Premature ovarian insufficiency is defined as menopause before the age of 40 years. It is the result of a decline in the normal activity of the ovaries at an early age. It presents with early onset of the typical symptoms of the menopause.

Premature ovarian insufficiency is characterised by hypergonadotropic hypogonadism. Under-activity of the gonads (hypogonadism) means there is a lack of negative feedback on the pituitary gland, resulting in an excess of the gonadotropins (hypergonadotropism). Hormonal analysis will show:

  • Raised LH and FSH levels (gonadotropins)
  • Low oestradiol levels

 

Causes

  • Idiopathic (the cause is unknown in more than 50% of cases)
  • Iatrogenic, due to interventions such as chemotherapy, radiotherapy or surgery (i.e. oophorectomy)
  • Autoimmune, possibly associated with coeliac disease, adrenal insufficiency, type 1 diabetes or thyroid disease
  • Genetic, with a positive family history or conditions such as Turner’s syndrome
  • Infections such as mumps, tuberculosis or cytomegalovirus

 

Presentation

Premature ovarian insufficiency presents with irregular menstrual periods, lack of menstrual periods (secondary amenorrhea) and symptoms of low oestrogen levels, such has hot flushes, night sweats and vaginal dryness.

 

Diagnosis

NICE guidelines on menopause (2015) say premature ovarian insufficiency can be diagnosed in women younger than 40 years with typical menopausal symptoms plus elevated FSH

The FSH level needs to be persistently raised (more than 25 IU/l) on two consecutive samples separated by more than four weeks to make a diagnosis. The results are difficult to interpret in women taking hormonal contraception.

 

Associations

Women with premature ovarian failure are at higher risk of multiple conditions relating to the lack of oestrogen, including:

  • Cardiovascular disease 
  • Stroke
  • Osteoporosis
  • Cognitive impairment 
  • Dementia
  • Parkinsonism

 

Management

Management involves hormone replacement therapy (HRT) until at least the age at which women typically go through menopause. HRT reduces the cardiovascular, osteoporosis, cognitive and psychological risks associated with premature menopause. It is worth noting there is still a small risk of pregnancy in women with premature ovarian failure, and contraception is still required.

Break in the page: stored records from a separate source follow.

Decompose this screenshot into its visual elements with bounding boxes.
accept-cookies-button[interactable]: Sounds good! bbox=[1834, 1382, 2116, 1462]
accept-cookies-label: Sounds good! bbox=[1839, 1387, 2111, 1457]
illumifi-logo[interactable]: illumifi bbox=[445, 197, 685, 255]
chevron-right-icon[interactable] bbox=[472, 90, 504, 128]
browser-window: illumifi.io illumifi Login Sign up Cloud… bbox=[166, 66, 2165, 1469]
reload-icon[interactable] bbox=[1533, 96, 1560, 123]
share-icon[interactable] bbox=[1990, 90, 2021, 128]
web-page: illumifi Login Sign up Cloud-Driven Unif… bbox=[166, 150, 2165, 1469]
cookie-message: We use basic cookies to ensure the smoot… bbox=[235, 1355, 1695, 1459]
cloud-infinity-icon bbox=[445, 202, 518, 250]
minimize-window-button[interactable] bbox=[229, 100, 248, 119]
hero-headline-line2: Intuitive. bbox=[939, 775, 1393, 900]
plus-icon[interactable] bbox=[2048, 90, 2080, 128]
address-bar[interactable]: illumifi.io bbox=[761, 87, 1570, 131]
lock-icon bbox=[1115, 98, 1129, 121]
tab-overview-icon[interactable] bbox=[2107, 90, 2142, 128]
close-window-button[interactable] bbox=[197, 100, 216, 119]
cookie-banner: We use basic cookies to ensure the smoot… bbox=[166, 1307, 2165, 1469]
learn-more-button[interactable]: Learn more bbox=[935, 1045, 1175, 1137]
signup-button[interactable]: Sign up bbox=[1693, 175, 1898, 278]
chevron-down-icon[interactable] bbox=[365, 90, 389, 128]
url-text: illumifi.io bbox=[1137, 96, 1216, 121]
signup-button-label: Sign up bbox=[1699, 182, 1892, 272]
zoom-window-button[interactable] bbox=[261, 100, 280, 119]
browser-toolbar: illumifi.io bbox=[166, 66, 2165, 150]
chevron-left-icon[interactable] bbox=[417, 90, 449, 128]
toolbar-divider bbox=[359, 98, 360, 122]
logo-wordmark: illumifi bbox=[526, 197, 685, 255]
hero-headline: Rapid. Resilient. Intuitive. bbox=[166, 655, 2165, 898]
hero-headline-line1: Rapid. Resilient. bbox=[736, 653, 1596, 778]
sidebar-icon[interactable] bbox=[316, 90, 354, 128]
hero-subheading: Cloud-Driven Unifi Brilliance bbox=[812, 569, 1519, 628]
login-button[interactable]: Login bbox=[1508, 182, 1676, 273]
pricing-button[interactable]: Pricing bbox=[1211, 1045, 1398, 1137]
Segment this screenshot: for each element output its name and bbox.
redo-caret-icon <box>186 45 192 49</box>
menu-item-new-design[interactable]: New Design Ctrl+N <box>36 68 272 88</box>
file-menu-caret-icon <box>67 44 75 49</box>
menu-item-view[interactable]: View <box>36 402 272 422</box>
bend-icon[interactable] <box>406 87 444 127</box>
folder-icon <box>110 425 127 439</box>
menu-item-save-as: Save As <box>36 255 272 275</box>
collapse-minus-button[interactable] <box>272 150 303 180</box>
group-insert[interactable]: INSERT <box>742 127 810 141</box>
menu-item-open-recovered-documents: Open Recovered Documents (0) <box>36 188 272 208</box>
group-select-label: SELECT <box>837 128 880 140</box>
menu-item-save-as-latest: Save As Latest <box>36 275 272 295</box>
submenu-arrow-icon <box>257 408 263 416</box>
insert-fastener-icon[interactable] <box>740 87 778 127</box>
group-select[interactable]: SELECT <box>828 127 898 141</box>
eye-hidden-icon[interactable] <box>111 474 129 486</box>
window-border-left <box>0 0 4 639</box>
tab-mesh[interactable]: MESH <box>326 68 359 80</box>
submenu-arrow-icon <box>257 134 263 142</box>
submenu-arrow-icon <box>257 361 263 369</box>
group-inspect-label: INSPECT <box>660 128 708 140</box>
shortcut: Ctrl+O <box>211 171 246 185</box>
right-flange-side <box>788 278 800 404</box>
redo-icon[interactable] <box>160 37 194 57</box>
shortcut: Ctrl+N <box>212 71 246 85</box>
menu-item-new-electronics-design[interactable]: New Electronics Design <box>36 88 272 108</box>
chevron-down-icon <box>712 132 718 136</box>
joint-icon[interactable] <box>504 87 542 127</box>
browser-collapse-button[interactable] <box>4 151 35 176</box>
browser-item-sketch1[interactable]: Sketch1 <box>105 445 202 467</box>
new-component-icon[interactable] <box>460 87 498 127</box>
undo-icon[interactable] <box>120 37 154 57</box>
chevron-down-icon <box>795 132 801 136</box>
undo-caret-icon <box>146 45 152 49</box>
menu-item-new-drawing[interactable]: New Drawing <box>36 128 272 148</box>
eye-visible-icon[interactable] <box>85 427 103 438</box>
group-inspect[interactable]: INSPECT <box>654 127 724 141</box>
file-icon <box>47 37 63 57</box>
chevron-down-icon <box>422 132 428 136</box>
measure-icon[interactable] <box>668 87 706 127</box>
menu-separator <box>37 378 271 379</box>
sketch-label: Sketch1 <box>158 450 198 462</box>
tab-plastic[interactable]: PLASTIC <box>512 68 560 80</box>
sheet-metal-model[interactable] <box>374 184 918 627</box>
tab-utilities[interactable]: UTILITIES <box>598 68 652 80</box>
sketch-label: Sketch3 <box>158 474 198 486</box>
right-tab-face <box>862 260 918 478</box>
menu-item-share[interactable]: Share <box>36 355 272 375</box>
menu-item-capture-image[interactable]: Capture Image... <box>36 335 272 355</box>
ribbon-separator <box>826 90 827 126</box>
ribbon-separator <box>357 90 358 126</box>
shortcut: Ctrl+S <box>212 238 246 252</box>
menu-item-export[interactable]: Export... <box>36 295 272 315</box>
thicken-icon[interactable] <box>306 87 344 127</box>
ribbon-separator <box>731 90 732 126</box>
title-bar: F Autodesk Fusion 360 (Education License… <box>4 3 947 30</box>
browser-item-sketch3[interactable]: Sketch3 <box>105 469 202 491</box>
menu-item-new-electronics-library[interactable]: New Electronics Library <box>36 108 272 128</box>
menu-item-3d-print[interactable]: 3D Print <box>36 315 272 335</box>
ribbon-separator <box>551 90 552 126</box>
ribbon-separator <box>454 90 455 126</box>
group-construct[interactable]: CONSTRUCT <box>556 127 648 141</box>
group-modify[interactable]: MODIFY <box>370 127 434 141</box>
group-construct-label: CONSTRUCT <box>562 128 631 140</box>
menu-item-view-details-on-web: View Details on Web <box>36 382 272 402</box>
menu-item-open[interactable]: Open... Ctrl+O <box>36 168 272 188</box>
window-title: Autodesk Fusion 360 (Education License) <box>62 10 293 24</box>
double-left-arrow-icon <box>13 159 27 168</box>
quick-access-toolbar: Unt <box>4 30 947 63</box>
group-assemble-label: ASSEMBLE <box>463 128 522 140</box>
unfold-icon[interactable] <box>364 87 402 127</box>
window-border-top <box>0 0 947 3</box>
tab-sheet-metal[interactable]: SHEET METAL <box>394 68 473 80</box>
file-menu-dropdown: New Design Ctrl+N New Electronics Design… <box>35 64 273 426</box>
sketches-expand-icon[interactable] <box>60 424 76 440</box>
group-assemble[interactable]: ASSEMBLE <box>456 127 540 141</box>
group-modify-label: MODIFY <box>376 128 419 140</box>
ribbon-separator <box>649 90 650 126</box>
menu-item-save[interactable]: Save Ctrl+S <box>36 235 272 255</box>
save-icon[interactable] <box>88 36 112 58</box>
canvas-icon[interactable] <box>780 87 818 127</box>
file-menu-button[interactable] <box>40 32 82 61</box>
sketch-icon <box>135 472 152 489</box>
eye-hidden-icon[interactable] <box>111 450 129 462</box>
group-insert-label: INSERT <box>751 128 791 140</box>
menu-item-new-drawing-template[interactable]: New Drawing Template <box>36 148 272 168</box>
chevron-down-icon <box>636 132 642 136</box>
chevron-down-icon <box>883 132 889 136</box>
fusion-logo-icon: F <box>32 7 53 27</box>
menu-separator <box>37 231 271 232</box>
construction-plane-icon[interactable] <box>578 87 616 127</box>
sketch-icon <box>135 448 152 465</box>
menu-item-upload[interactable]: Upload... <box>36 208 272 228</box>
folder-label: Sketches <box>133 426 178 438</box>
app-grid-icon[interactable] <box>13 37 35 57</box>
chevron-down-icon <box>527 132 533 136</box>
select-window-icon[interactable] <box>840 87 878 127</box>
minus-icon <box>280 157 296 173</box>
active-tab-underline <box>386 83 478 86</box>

There are two options for HRT in women with premature ovarian insufficiency:

  • Traditional hormone replacement therapy
  • Combined oral contraceptive pill

Traditional hormone replacement therapy is associated with a lower blood pressure compared with the combined oral contraceptive pill. The combined pill may be more socially acceptable (less stigma for younger women) and additionally acts as contraception.

Hormone replacement therapy before the age of 50 is not considered to increase the risk of breast cancer compared with the general population, as women would ordinarily produce the same hormones at this age. 

There may be an increased risk of venous thromboembolism with HRT in women under 50 years. The risk of VTE can be reduced by using transdermal methods (i.e. patches).